From: Yafang Shao <laoar.shao@gmail.com>
To: akpm@linux-foundation.org, david@redhat.com, ziy@nvidia.com,
baolin.wang@linux.alibaba.com, lorenzo.stoakes@oracle.com,
Liam.Howlett@oracle.com, npache@redhat.com, ryan.roberts@arm.com,
dev.jain@arm.com, hannes@cmpxchg.org, usamaarif642@gmail.com,
gutierrez.asier@huawei-partners.com, willy@infradead.org,
ast@kernel.org, daniel@iogearbox.net, andrii@kernel.org
Cc: bpf@vger.kernel.org, linux-mm@kvack.org,
Yafang Shao <laoar.shao@gmail.com>
Subject: [RFC PATCH v3 4/5] mm: thp: add bpf thp struct ops
Date: Sun, 8 Jun 2025 15:35:15 +0800 [thread overview]
Message-ID: <20250608073516.22415-5-laoar.shao@gmail.com> (raw)
In-Reply-To: <20250608073516.22415-1-laoar.shao@gmail.com>
A new bpf_thp struct ops is introduced to provide finer-grained control
over THP allocation policy. The struct ops includes two APIs for
determining the THP allocator and reclaimer behavior:
- THP allocator
int (*allocator)(unsigned long vm_flags, unsigned long tva_flags);
The BPF program returns either THP_ALLOC_CURRENT or THP_ALLOC_KHUGEPAGED,
indicating whether THP allocation should be performed synchronously
(current task) or asynchronously (khugepaged).
The decision is based on the current task context, VMA flags, and TVA
flags.
- THP reclaimer
int (*reclaimer)(bool vma_madvised);
The BPF program returns either RECLAIMER_CURRENT or RECLAIMER_KSWAPD,
determining whether memory reclamation is handled by the current task or
kswapd.
The decision depends on the current task and VMA flags.

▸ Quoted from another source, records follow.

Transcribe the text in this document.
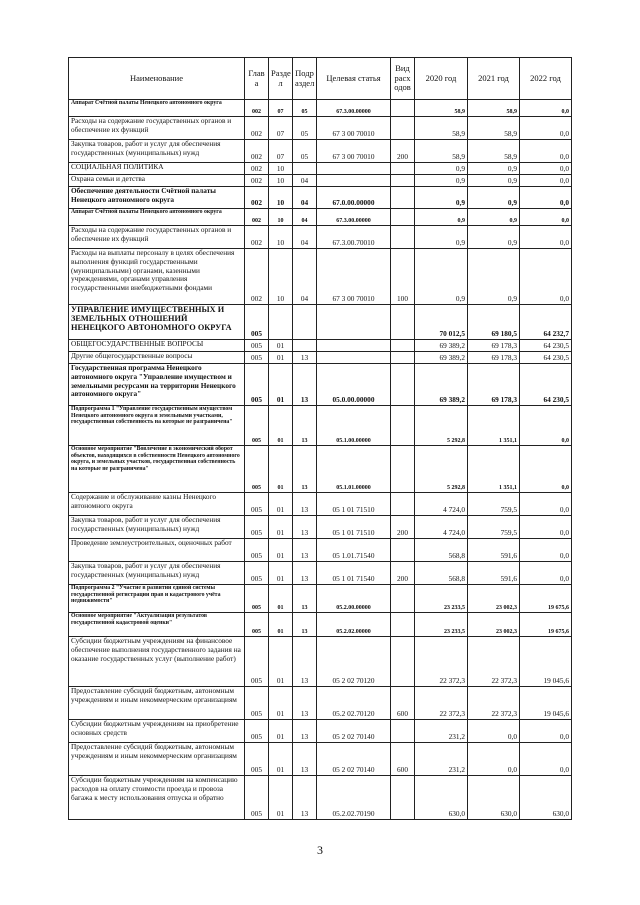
Наименование	Глав а	Разде л	Подр аздел	Целевая статья	Вид расх одов	2020 год	2021 год	2022 год
Аппарат Счётной палаты Ненецкого автономного округа	002	07	05	67.3.00.00000		58,9	58,9	0,0
Расходы на содержание государственных органов и обеспечение их функций	002	07	05	67 3 00 70010		58,9	58,9	0,0
Закупка товаров, работ и услуг для обеспечения государственных (муниципальных) нужд	002	07	05	67 3 00 70010	200	58,9	58,9	0,0
СОЦИАЛЬНАЯ ПОЛИТИКА	002	10				0,9	0,9	0,0
Охрана семьи и детства	002	10	04			0,9	0,9	0,0
Обеспечение деятельности Счётной палаты Ненецкого автономного округа	002	10	04	67.0.00.00000		0,9	0,9	0,0
Аппарат Счётной палаты Ненецкого автономного округа	002	10	04	67.3.00.00000		0,9	0,9	0,0
Расходы на содержание государственных органов и обеспечение их функций	002	10	04	67.3.00.70010		0,9	0,9	0,0
Расходы на выплаты персоналу в целях обеспечения выполнения функций государственными (муниципальными) органами, казенными учреждениями, органами управления государственными внебюджетными фондами	002	10	04	67 3 00 70010	100	0,9	0,9	0,0
УПРАВЛЕНИЕ ИМУЩЕСТВЕННЫХ И ЗЕМЕЛЬНЫХ ОТНОШЕНИЙ НЕНЕЦКОГО АВТОНОМНОГО ОКРУГА	005					70 012,5	69 180,5	64 232,7
ОБЩЕГОСУДАРСТВЕННЫЕ ВОПРОСЫ	005	01				69 389,2	69 178,3	64 230,5
Другие общегосударственные вопросы	005	01	13			69 389,2	69 178,3	64 230,5
Государственная программа Ненецкого автономного округа "Управление имуществом и земельными ресурсами на территории Ненецкого автономного округа"	005	01	13	05.0.00.00000		69 389,2	69 178,3	64 230,5
Подпрограмма 1 "Управление государственным имуществом Ненецкого автономного округа и земельными участками, государственная собственность на которые не разграничена"	005	01	13	05.1.00.00000		5 292,8	1 351,1	0,0
Основное мероприятие "Вовлечение в экономический оборот объектов, находящихся в собственности Ненецкого автономного округа, и земельных участков, государственная собственность на которые не разграничена"	005	01	13	05.1.01.00000		5 292,8	1 351,1	0,0
Содержание и обслуживание казны Ненецкого автономного округа	005	01	13	05 1 01 71510		4 724,0	759,5	0,0
Закупка товаров, работ и услуг для обеспечения государственных (муниципальных) нужд	005	01	13	05 1 01 71510	200	4 724,0	759,5	0,0
Проведение землеустроительных, оценочных работ	005	01	13	05 1.01.71540		568,8	591,6	0,0
Закупка товаров, работ и услуг для обеспечения государственных (муниципальных) нужд	005	01	13	05 1 01 71540	200	568,8	591,6	0,0
Подпрограмма 2 "Участие в развитии единой системы государственной регистрации прав и кадастрового учёта недвижимости"	005	01	13	05.2.00.00000		23 233,5	23 002,3	19 675,6
Основное мероприятие "Актуализация результатов государственной кадастровой оценки"	005	01	13	05.2.02.00000		23 233,5	23 002,3	19 675,6
Субсидии бюджетным учреждениям на финансовое обеспечение выполнения государственного задания на оказание государственных услуг (выполнение работ)	005	01	13	05 2 02 70120		22 372,3	22 372,3	19 045,6
Предоставление субсидий бюджетным, автономным учреждениям и иным некоммерческим организациям	005	01	13	05.2 02.70120	600	22 372,3	22 372,3	19 045,6
Субсидии бюджетным учреждениям на приобретение основных средств	005	01	13	05 2 02 70140		231,2	0,0	0,0
Предоставление субсидий бюджетным, автономным учреждениям и иным некоммерческим организациям	005	01	13	05 2 02 70140	600	231,2	0,0	0,0
Субсидии бюджетным учреждениям на компенсацию расходов на оплату стоимости проезда и провоза багажа к месту использования отпуска и обратно	005	01	13	05.2.02.70190		630,0	630,0	630,0
3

Signed-off-by: Yafang Shao <laoar.shao@gmail.com>
---
include/linux/huge_mm.h | 13 +--
mm/Makefile | 3 +
mm/bpf_thp.c | 184 ++++++++++++++++++++++++++++++++++++++++
3 files changed, 190 insertions(+), 10 deletions(-)
create mode 100644 mm/bpf_thp.c
diff --git a/include/linux/huge_mm.h b/include/linux/huge_mm.h
index 6a40ebf25f5c..0d02c9b56a85 100644
--- a/include/linux/huge_mm.h
+++ b/include/linux/huge_mm.h
@@ -54,6 +54,7 @@ enum transparent_hugepage_flag {
TRANSPARENT_HUGEPAGE_DEFRAG_REQ_MADV_FLAG,
TRANSPARENT_HUGEPAGE_DEFRAG_KHUGEPAGED_FLAG,
TRANSPARENT_HUGEPAGE_USE_ZERO_PAGE_FLAG,
+ TRANSPARENT_HUGEPAGE_BPF_ATTACHED, /* BPF prog is attached */
};
struct kobject;
@@ -192,16 +193,8 @@ static inline bool hugepage_global_always(void)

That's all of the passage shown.